You see the names there, the men with whom Williams has kept company, and it’s jarring that none was ever disrespected in the way Williams has been, many times, particularly since returning to Chapel Hill.
The preamble to that 2005 title game is the most obvious example. The “Talent vs. Team” framing was ubiquitous, enough so that The Associated Press referenced it in the game story distributed after the Tar Heels’ 75-70 victory over the Illini.
It had been a ludicrous construct to say that they were not a proper team. Williams and his staff worked hard to make it so. Williams had to convince Marvin Williams, who would become the No. 2 pick in that June’s NBA Draft, to accept a sixth man role because he didn’t want to bench a talented, productive senior, Jawad Williams. He had to get volatile wing Rashad McCants to commit to his role in the offense and defense, and that was no mean feat. He had to build an offense around the overwhelming low-post scoring of center Sean May, when that approach rarely had been the central feature of his teams at Kansas.

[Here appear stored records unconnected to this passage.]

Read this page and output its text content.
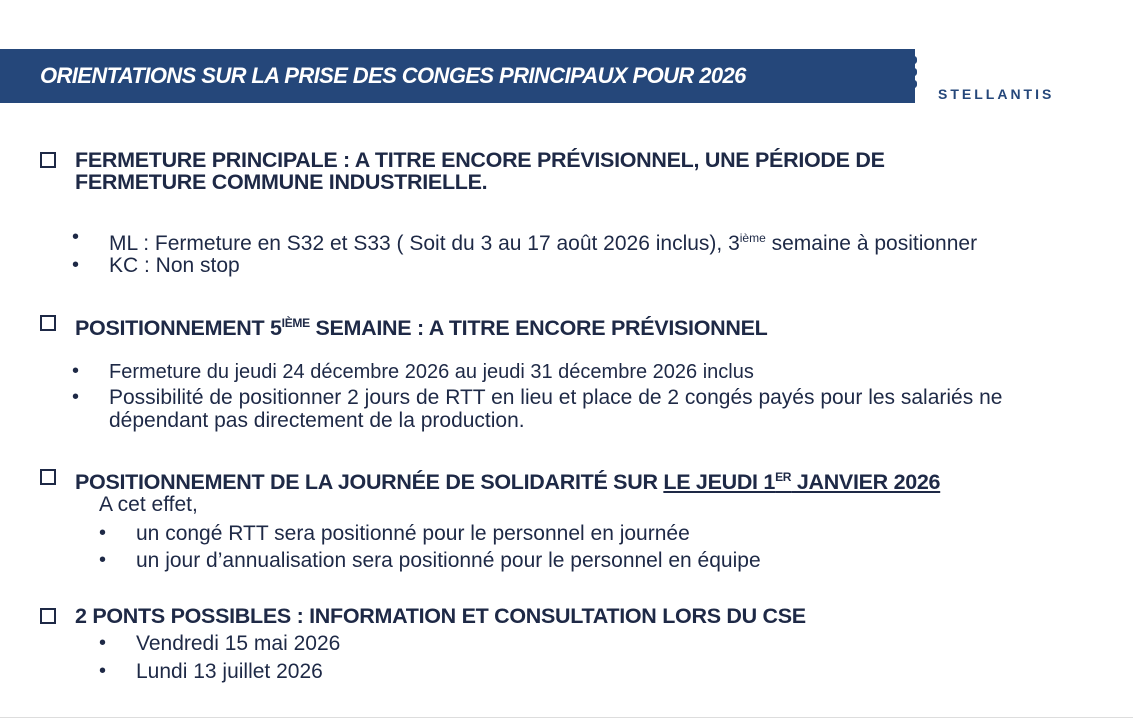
ORIENTATIONS SUR LA PRISE DES CONGES PRINCIPAUX POUR 2026
STELLANTIS
FERMETURE PRINCIPALE : A TITRE ENCORE PRÉVISIONNEL, UNE PÉRIODE DE
FERMETURE COMMUNE INDUSTRIELLE.
• ML : Fermeture en S32 et S33 ( Soit du 3 au 17 août 2026 inclus), 3ième semaine à positionner
• KC : Non stop
POSITIONNEMENT 5IÈME SEMAINE : A TITRE ENCORE PRÉVISIONNEL
• Fermeture du jeudi 24 décembre 2026 au jeudi 31 décembre 2026 inclus
• Possibilité de positionner 2 jours de RTT en lieu et place de 2 congés payés pour les salariés ne
dépendant pas directement de la production.
POSITIONNEMENT DE LA JOURNÉE DE SOLIDARITÉ SUR LE JEUDI 1ER JANVIER 2026
A cet effet,
• un congé RTT sera positionné pour le personnel en journée
• un jour d’annualisation sera positionné pour le personnel en équipe
2 PONTS POSSIBLES : INFORMATION ET CONSULTATION LORS DU CSE
• Vendredi 15 mai 2026
• Lundi 13 juillet 2026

Williams went on to win two more titles, in 2009 and 2017, with teams that were divergent in style and personality, and to reach two more Final Fours that did not result in championships. In 2019, his Tar Heels earned another ACC regular-season title and another No. 1 seed but were eliminated in the Sweet 16 by Auburn. His final game was as a No. 8 seed in first round of the 2021 NCAA Tournament, which the Heels lost by 23 points to Wisconsin.

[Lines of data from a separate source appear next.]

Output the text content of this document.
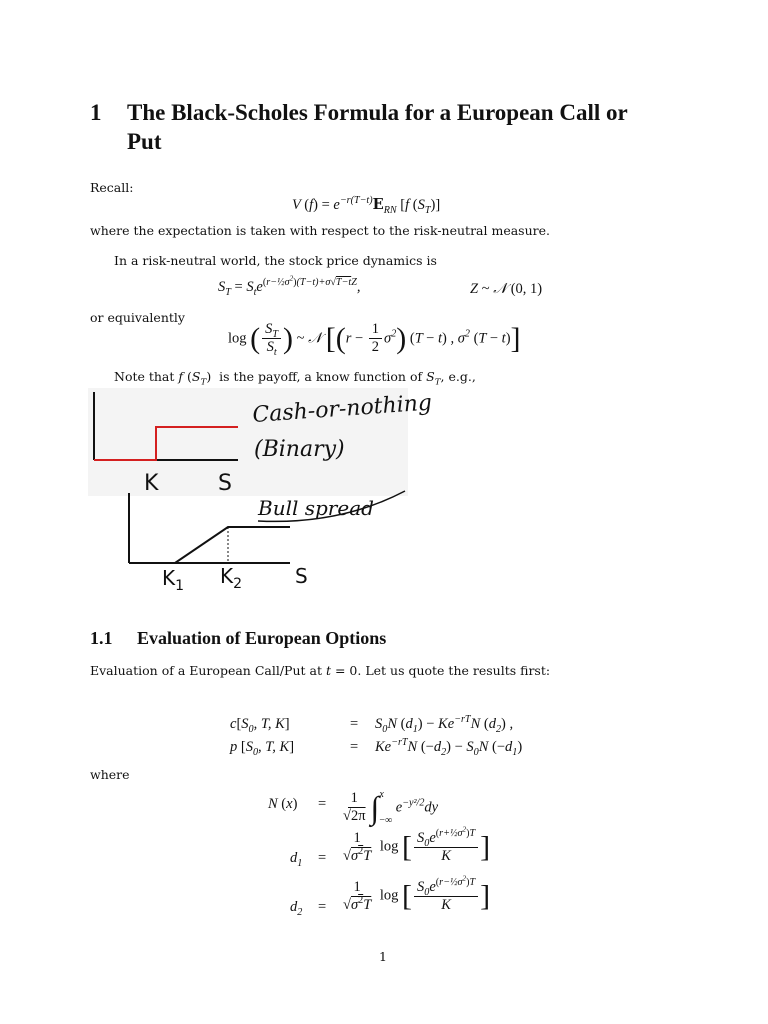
1 The Black-Scholes Formula for a European Call or
Put
Recall:
V $(f) = e^{-r(T-t)}E_{RN}$ [f $(S_T)$]
where the expectation is taken with respect to the risk-neutral measure.
In a risk-neutral world, the stock price dynamics is
$S_T = S_te^{(r-\frac{1}{2}\sigma^2)(T-t)+\sigma√T-tZ}$,	Z ~ 𝒩 (0, 1)
or equivalently
log ( $\frac{S_T}{S_t}$ ) ~ 𝒩 [$(r - \frac{1}{2} \sigma^2)$ (T − t) , $\sigma^2$ (T − t)]
Note that f $(S_T)$  is the payoff, a know function of $S_T$, e.g.,
Cash-or-nothing
(Binary)
K	S
Bull spread
$K_1$ $K_2$	S
1.1 Evaluation of European Options
Evaluation of a European Call/Put at t = 0. Let us quote the results first:
$c[S_0$, T, K]	= $S_0N$ $(d_1) - Ke^{-rT}N$ $(d_2)$ ,
p [$S_0$, T, K]	= $Ke^{-rT}N$ $(-d_2) - S_0N$ $(-d_1)$
where
N $(x) = \frac{1}{√2\pi}$ ∫ x
−∞
$e^{-y^2/2}dy$
$d_1 = \frac{1}{√\sigma^2T}$ log [ $\frac{S_0e^{(r+\frac{1}{2}\sigma^2)T}}{K}$ ]
$d_2 = \frac{1}{√\sigma^2T}$ log [ $\frac{S_0e^{(r-\frac{1}{2}\sigma^2)T}}{K}$ ]
1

Williams wept after that game, as he often did following the final game of a season. Most were defeats, because that is the nature of the sport, but the champion gets to finish with a win, and he did that more than most.
“The last game is extremely emotional,” Williams told reporters afterward. “I’ve been very lucky; I’ve been in the locker room four times — one as an assistant, three as a head coach, where the last game of the year was really emotional in a good way.
“My club, I didn’t do a very good job. It’s been a difficult year. But everybody’s had the problems with COVID that we’ve had. It’s been a hard year to push and pull, push and pull every other day to try to get something done. But how can you be any luckier than Roy Williams is coaching basketball?”
You could have been one of us, getting to watch him do it. Is that luckier? Who’s to say? Maybe the end of his career, though, will convince those who didn’t truly appreciate him to understand: There goes Roy Williams, damned close to the best there ever was in this game.